In 1891 Aumonier visited Venice and the Venetian Alps. He became associate of the Royal Institute of Painters in Water-colours in 1876, and was one of the original members of the Institute of Oil Painters. In 1889 he was awarded a gold medal for water-colour in Paris, and a bronze medal for oil painting at Adelaide. He also received a silver medal at the Brussels exhibition in 1897. There was an exhibition of his water-colour drawings at the Leicester Galleries in 1908, and another of his work in oils as well at the Goupil Gallery in March 1912.

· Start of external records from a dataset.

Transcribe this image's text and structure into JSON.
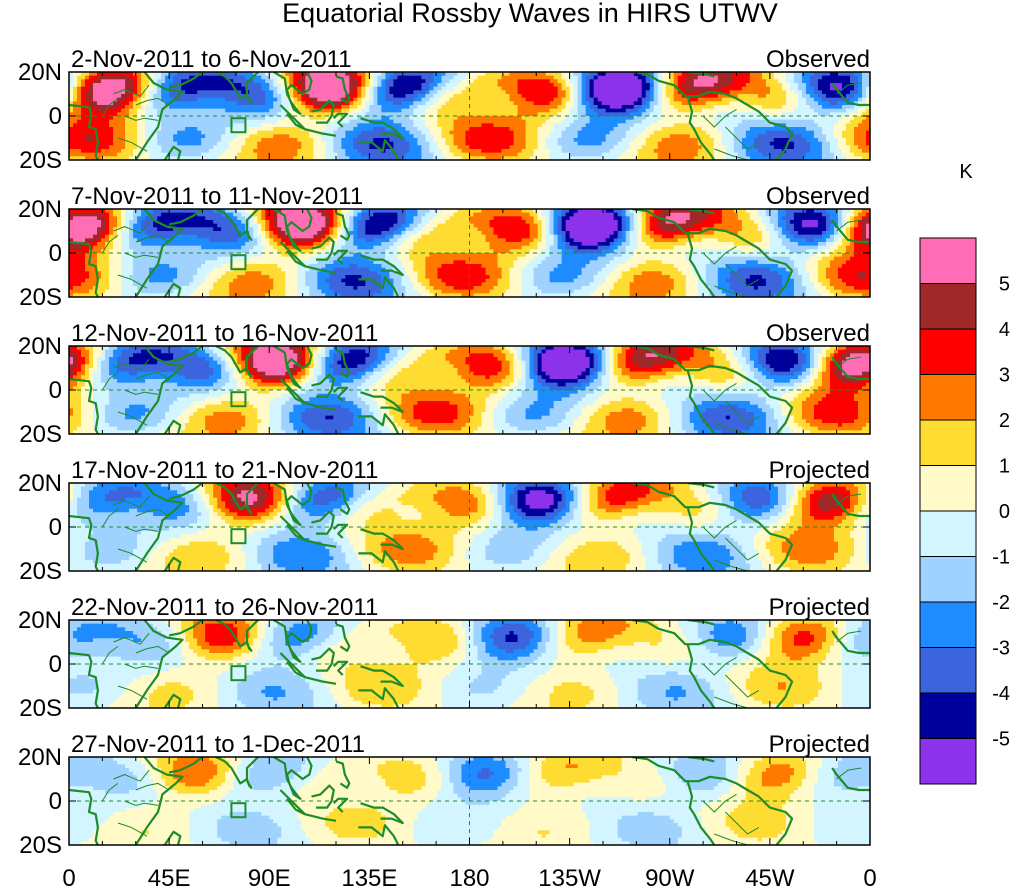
{
  "chart_data": {
    "type": "heatmap",
    "title": "Equatorial Rossby Waves in HIRS UTWV",
    "xlabel": "",
    "ylabel": "",
    "x_ticks": [
      "0",
      "45E",
      "90E",
      "135E",
      "180",
      "135W",
      "90W",
      "45W",
      "0"
    ],
    "x_tick_degrees": [
      0,
      45,
      90,
      135,
      180,
      225,
      270,
      315,
      360
    ],
    "y_ticks": [
      "20N",
      "0",
      "20S"
    ],
    "y_tick_degrees": [
      20,
      0,
      -20
    ],
    "xlim": [
      0,
      360
    ],
    "ylim": [
      -20,
      20
    ],
    "colorbar": {
      "unit": "K",
      "levels": [
        "5",
        "4",
        "3",
        "2",
        "1",
        "0",
        "-1",
        "-2",
        "-3",
        "-4",
        "-5"
      ],
      "colors": [
        "#ff6eb4",
        "#a02828",
        "#ff0000",
        "#ff7800",
        "#ffdc32",
        "#fffac8",
        "#d2f5ff",
        "#a0d2ff",
        "#1e8cff",
        "#3c64dc",
        "#00009b",
        "#8c32eb"
      ]
    },
    "panels": [
      {
        "date_range": "2-Nov-2011 to 6-Nov-2011",
        "label": "Observed",
        "amplitude": 1.0,
        "shift": 0
      },
      {
        "date_range": "7-Nov-2011 to 11-Nov-2011",
        "label": "Observed",
        "amplitude": 1.0,
        "shift": 12
      },
      {
        "date_range": "12-Nov-2011 to 16-Nov-2011",
        "label": "Observed",
        "amplitude": 0.95,
        "shift": 24
      },
      {
        "date_range": "17-Nov-2011 to 21-Nov-2011",
        "label": "Projected",
        "amplitude": 0.7,
        "shift": 36
      },
      {
        "date_range": "22-Nov-2011 to 26-Nov-2011",
        "label": "Projected",
        "amplitude": 0.5,
        "shift": 48
      },
      {
        "date_range": "27-Nov-2011 to 1-Dec-2011",
        "label": "Projected",
        "amplitude": 0.38,
        "shift": 60
      }
    ]
  }
}
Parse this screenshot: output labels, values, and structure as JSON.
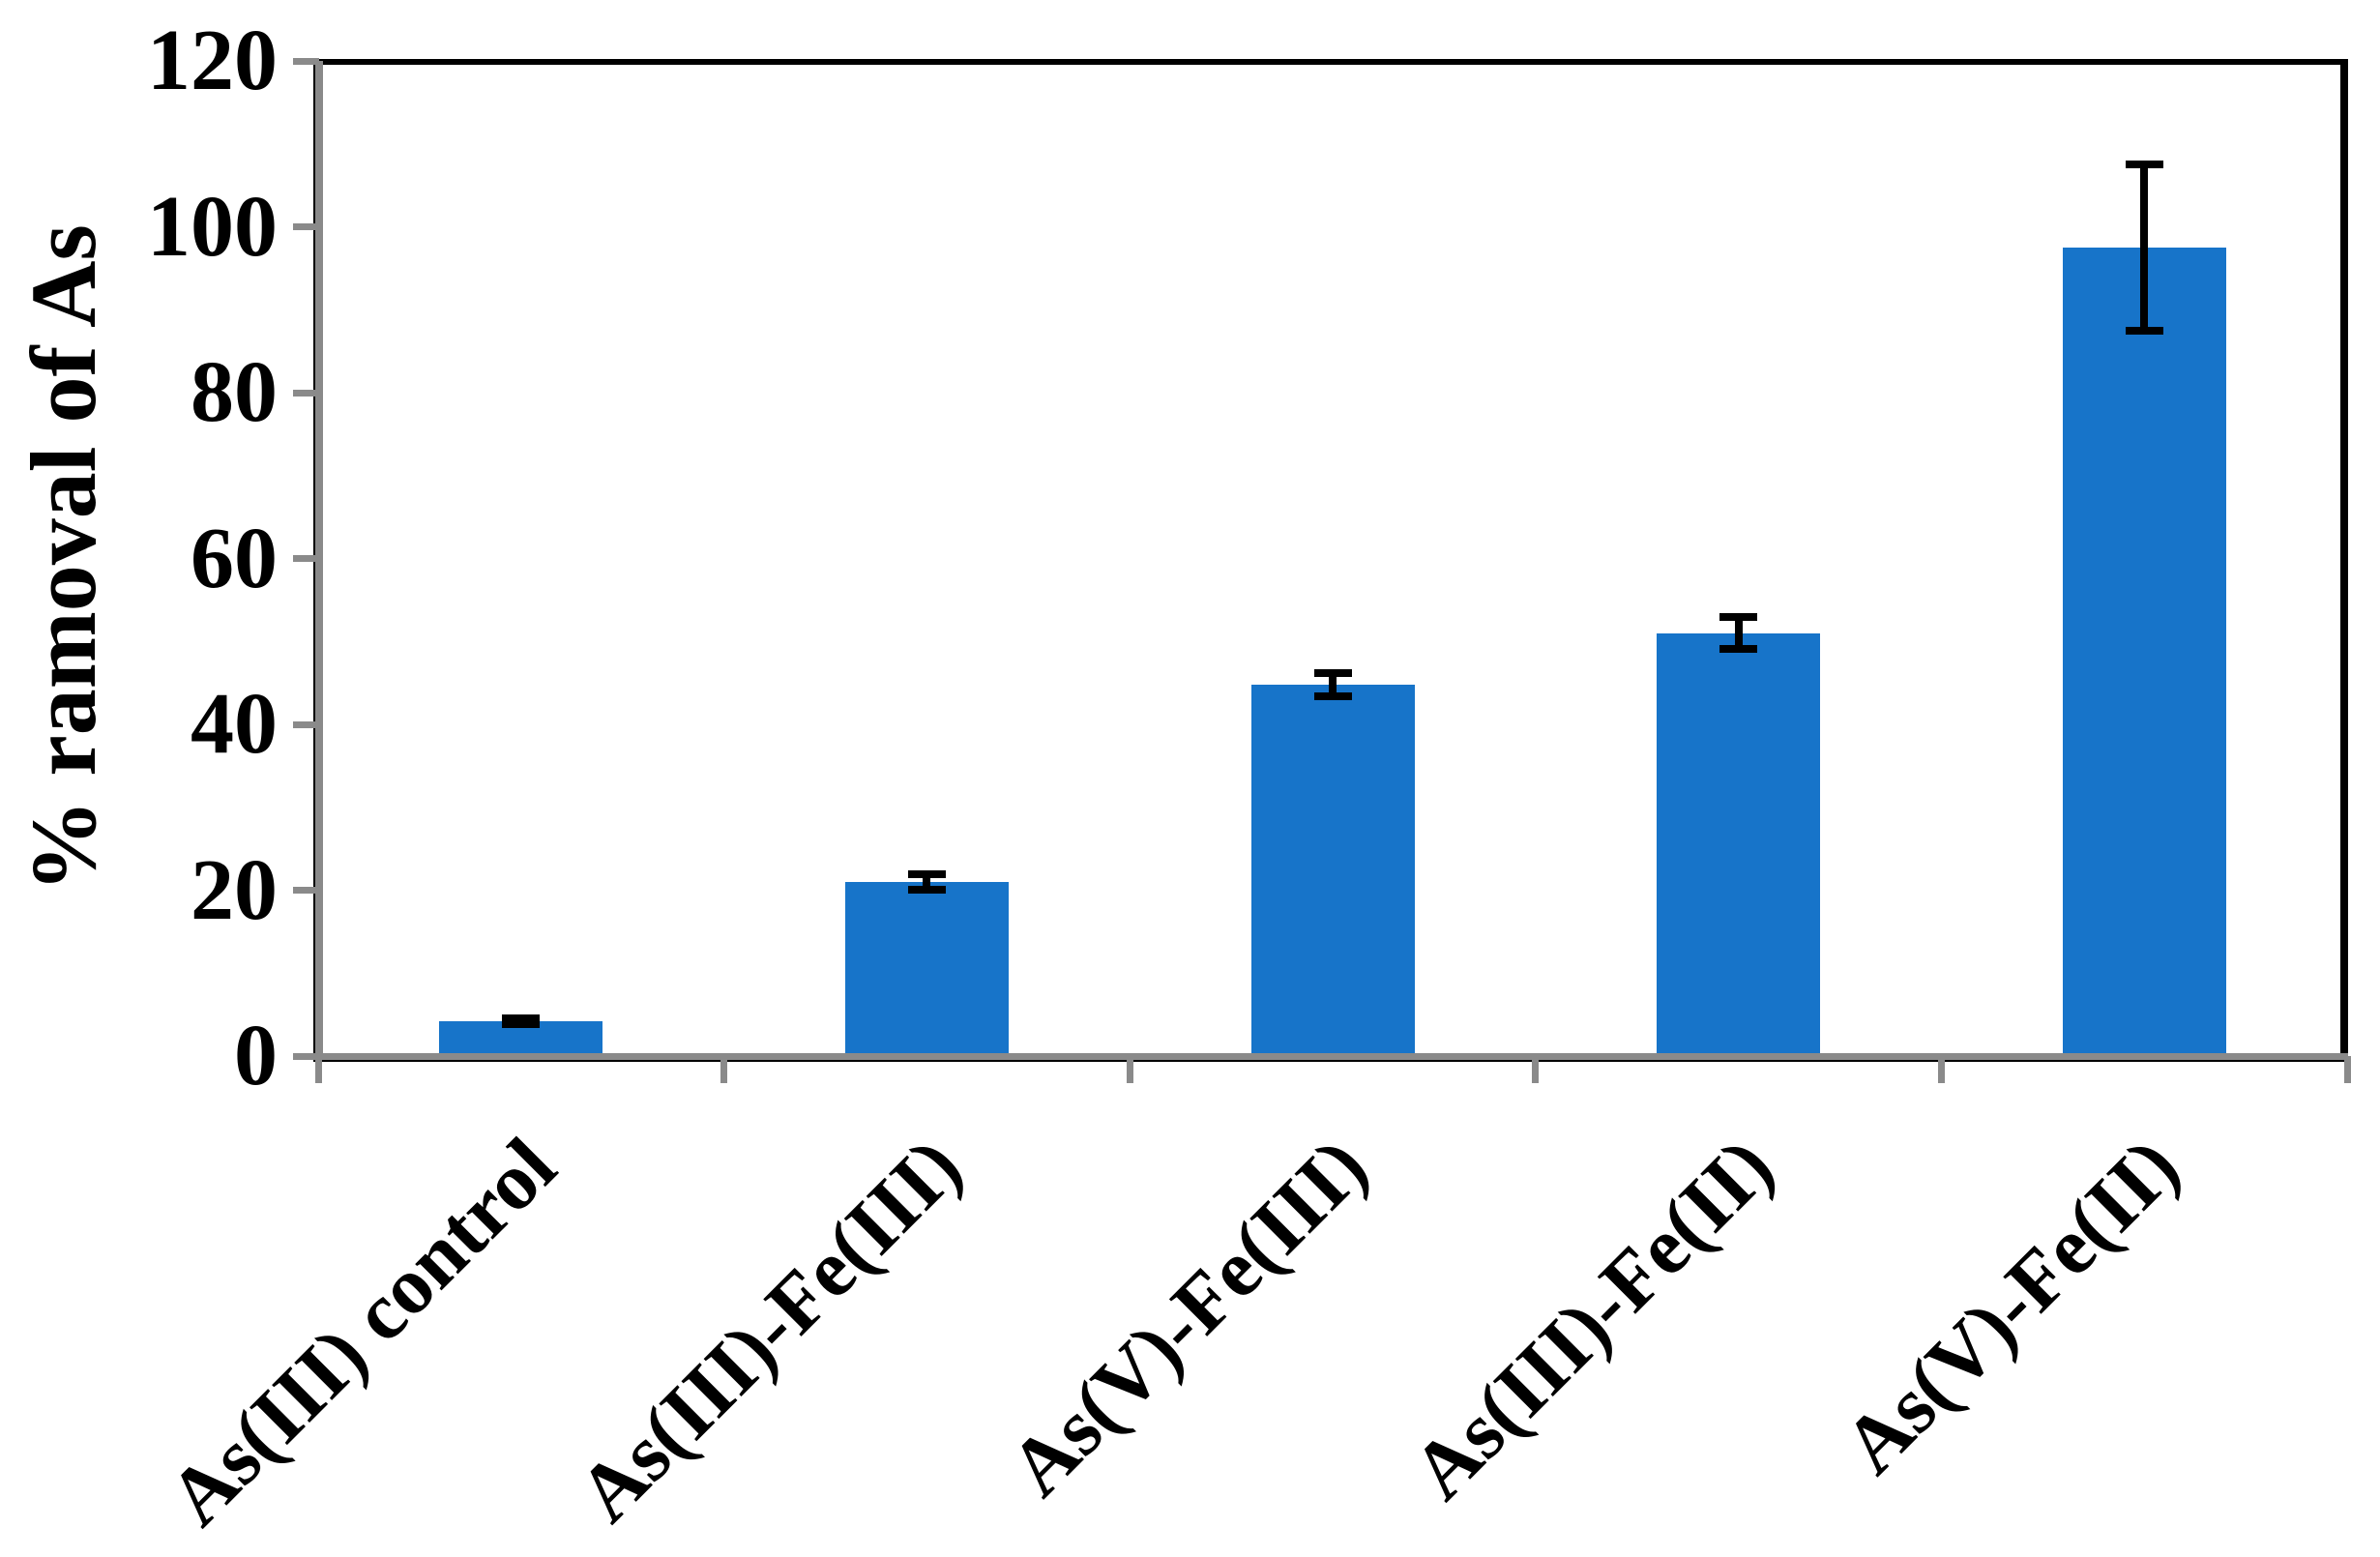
{
  "figure": {
    "background_color": "#ffffff",
    "frame_color": "#000000",
    "axis_color": "#8a8a8a"
  },
  "chart_data": {
    "type": "bar",
    "title": "",
    "xlabel": "",
    "ylabel": "% ramoval of As",
    "categories": [
      "As(III) control",
      "As(III)-Fe(III)",
      "As(V)-Fe(III)",
      "As(III)-Fe(II)",
      "As(V)-Fe(II)"
    ],
    "values": [
      4.2,
      21,
      44.8,
      51,
      97.5
    ],
    "error_bars": [
      0.4,
      0.9,
      1.4,
      1.9,
      10
    ],
    "ylim": [
      0,
      120
    ],
    "ytick_step": 20,
    "ytick_labels": [
      "0",
      "20",
      "40",
      "60",
      "80",
      "100",
      "120"
    ],
    "grid": false,
    "legend_position": "none",
    "bar_color": "#1774c9",
    "error_bar_color": "#000000",
    "category_label_rotation_deg": -45
  }
}
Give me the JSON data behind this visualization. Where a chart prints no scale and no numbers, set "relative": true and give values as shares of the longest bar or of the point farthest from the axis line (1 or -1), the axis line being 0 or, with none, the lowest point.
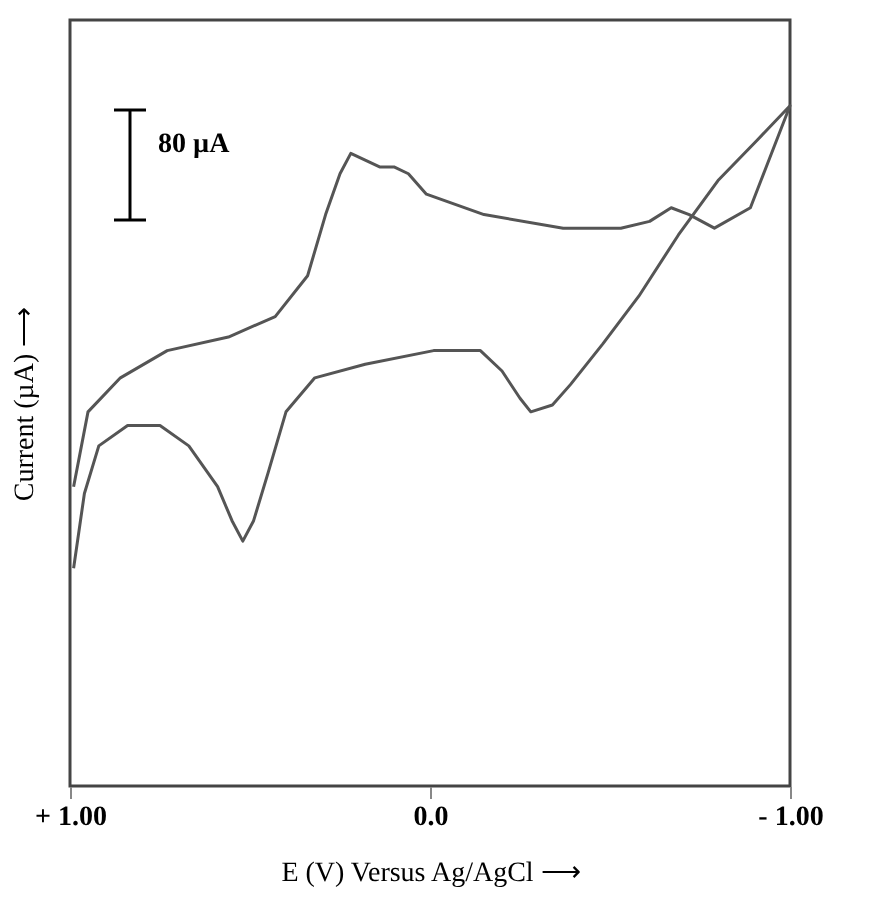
{
  "chart_data": {
    "type": "line",
    "xlabel": "E (V) Versus Ag/AgCl ⟶",
    "ylabel": "Current (µA) ⟶",
    "xlim": [
      1.0,
      -1.0
    ],
    "xticks": [
      {
        "value": 1.0,
        "label": "+ 1.00"
      },
      {
        "value": 0,
        "label": "0.0"
      },
      {
        "value": -1.0,
        "label": "- 1.00"
      }
    ],
    "relative": true,
    "grid": false,
    "marker": "none",
    "line_style": "solid",
    "annotations": [
      "80 µA"
    ],
    "series": [
      {
        "color": "#555555",
        "x": [
          0.99,
          0.95,
          0.86,
          0.73,
          0.56,
          0.43,
          0.34,
          0.29,
          0.25,
          0.22,
          0.18,
          0.14,
          0.1,
          0.06,
          0.01,
          -0.15,
          -0.37,
          -0.53,
          -0.61,
          -0.67,
          -0.72,
          -0.79,
          -0.89,
          -1.0,
          -0.91,
          -0.8,
          -0.69,
          -0.58,
          -0.48,
          -0.39,
          -0.34,
          -0.28,
          -0.25,
          -0.2,
          -0.14,
          -0.01,
          0.18,
          0.32,
          0.4,
          0.45,
          0.49,
          0.52,
          0.55,
          0.59,
          0.67,
          0.75,
          0.84,
          0.92,
          0.96,
          0.99
        ],
        "values": [
          0.44,
          0.55,
          0.6,
          0.64,
          0.66,
          0.69,
          0.75,
          0.84,
          0.9,
          0.93,
          0.92,
          0.91,
          0.91,
          0.9,
          0.87,
          0.84,
          0.82,
          0.82,
          0.83,
          0.85,
          0.84,
          0.82,
          0.85,
          1.0,
          0.95,
          0.89,
          0.81,
          0.72,
          0.65,
          0.59,
          0.56,
          0.55,
          0.57,
          0.61,
          0.64,
          0.64,
          0.62,
          0.6,
          0.55,
          0.46,
          0.39,
          0.36,
          0.39,
          0.44,
          0.5,
          0.53,
          0.53,
          0.5,
          0.43,
          0.32
        ]
      }
    ]
  }
}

Aumonier exhibited for the first time at the Royal Academy in 1871, but continued his work on calico until after 1873, when Sir Newton Mappin purchased a picture shown by him at the Royal Academy, An English Cottage; Home. He concentrated himself on peaceful English countrysides, specially with autumn tints or during late afternoon. His pictures included When the Tide is Out, The Silver Lining of the Cloud (both in the Royal Academy of 1895), In the Fen Country, The Old Sussex Farmstead, and Sunday Evening. Sheep Washing was in the Chantrey bequest collection at the Tate Gallery, which also owned his painting Black Mountains. Aumonier exhibited at the third annual exhibition held at the Carnegie Institute in Pittsburgh in 1898/9 his landscape “A Sussex Hayfield”.